Der Sarvadhikari war immer auf der Hut, was die Sicherheit des Ashrams betraf, da er ständig von der Angst geplagt war, dass Diebe ihn wieder einmal plündern könnten; der Ashram wurde in der Vergangenheit mehr als einmal ausgeraubt. Ich habe keine Ahnung, wie jemand den Mut aufbringen konnte, diesen heiligen Boden anzugreifen. Menschliches Verhalten kann oft verblüffend unerklärlich sein. Ich hörte, dass nicht lange nach Sri Bhagavans Tod einige Übeltäter versuchten, den Ashram in Brand zu setzen; es waren keine Fremden, sondern Personen, die dem Ashram gut bekannt waren und gelegentlich sogar mit dem Meister zu tun gehabt hatten!

Wenn der Meister das Problem des Bösen erörterte, meinte er gewöhnlich, dass das Böse nur im Auge des Betrachters liege und dass es der gemeine Verstand sei, der es dem Menschen erlaube, ein Ereignis böse und ein anderes gut zu nennen. Während der Mann im Omnibus von Clapham diesen Ratschlag vielleicht nicht einladend oder pragmatisch brauchbar findet, werden die Anhänger Bhagavans zweifellos in der Lage sein, seinen Wert zu erkennen.

Cycle-pillai ist ein Spitzname für einen Angestellten des Ashrams, dessen eigentlicher Name Ramasamy ist.
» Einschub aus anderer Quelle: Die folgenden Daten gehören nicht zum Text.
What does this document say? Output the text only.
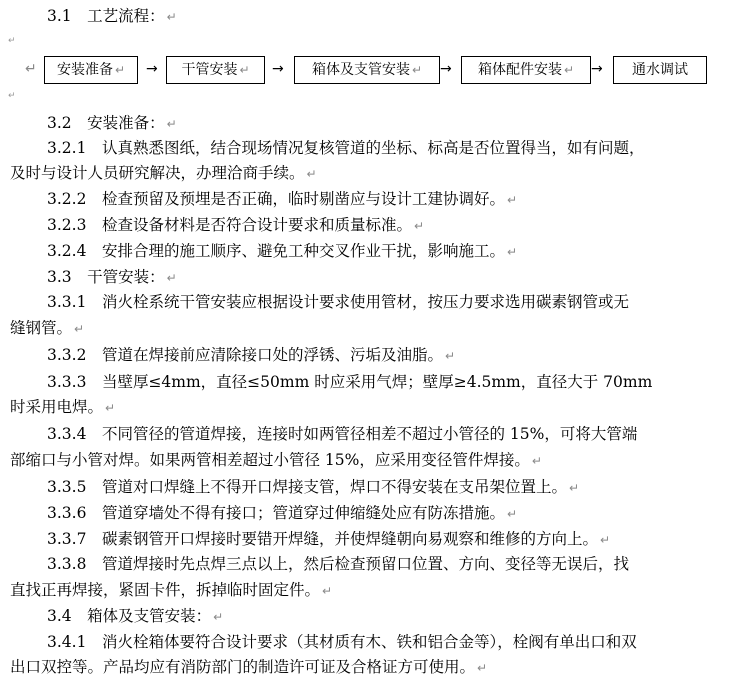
3.1　工艺流程： ↵
↵
↵	安装准备 ↵	→	干管安装 ↵	→	箱体及支管安装 ↵	→	箱体配件安装 ↵	→	通水调试
↵
3.2　安装准备： ↵
3.2.1　认真熟悉图纸，结合现场情况复核管道的坐标、标高是否位置得当，如有问题，
及时与设计人员研究解决，办理洽商手续。 ↵
3.2.2　检查预留及预埋是否正确，临时剔凿应与设计工建协调好。 ↵
3.2.3　检查设备材料是否符合设计要求和质量标准。 ↵
3.2.4　安排合理的施工顺序、避免工种交叉作业干扰，影响施工。 ↵
3.3　干管安装： ↵
3.3.1　消火栓系统干管安装应根据设计要求使用管材，按压力要求选用碳素钢管或无
缝钢管。 ↵
3.3.2　管道在焊接前应清除接口处的浮锈、污垢及油脂。 ↵
3.3.3　当壁厚≤4mm，直径≤50mm 时应采用气焊；壁厚≥4.5mm，直径大于 70mm
时采用电焊。 ↵
3.3.4　不同管径的管道焊接，连接时如两管径相差不超过小管径的 15%，可将大管端
部缩口与小管对焊。如果两管相差超过小管径 15%，应采用变径管件焊接。 ↵
3.3.5　管道对口焊缝上不得开口焊接支管，焊口不得安装在支吊架位置上。 ↵
3.3.6　管道穿墙处不得有接口；管道穿过伸缩缝处应有防冻措施。 ↵
3.3.7　碳素钢管开口焊接时要错开焊缝，并使焊缝朝向易观察和维修的方向上。 ↵
3.3.8　管道焊接时先点焊三点以上，然后检查预留口位置、方向、变径等无误后，找
直找正再焊接，紧固卡件，拆掉临时固定件。 ↵
3.4　箱体及支管安装： ↵
3.4.1　消火栓箱体要符合设计要求（其材质有木、铁和铝合金等），栓阀有单出口和双
出口双控等。产品均应有消防部门的制造许可证及合格证方可使用。 ↵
Der lustige Spitzname wurde ihm gegeben, weil er, abgesehen von seinen anderen Pflichten, tagein, tagaus immer Dinge für den Ashram aus der Stadt holte, indem er mit dem Fahrrad hin und her fuhr, und sei es nur, um die kleinste Nadel zu kaufen. Ich habe gehört, dass er ein großer Verehrer von Bhagavan ist. Ich glaube, er lebt heute noch in Tiruvannamalai und dient vielleicht der Handvoll Menschen, die noch im verlassenen Ashram leben und die Erinnerungen an den Maharshi aufleben lassen.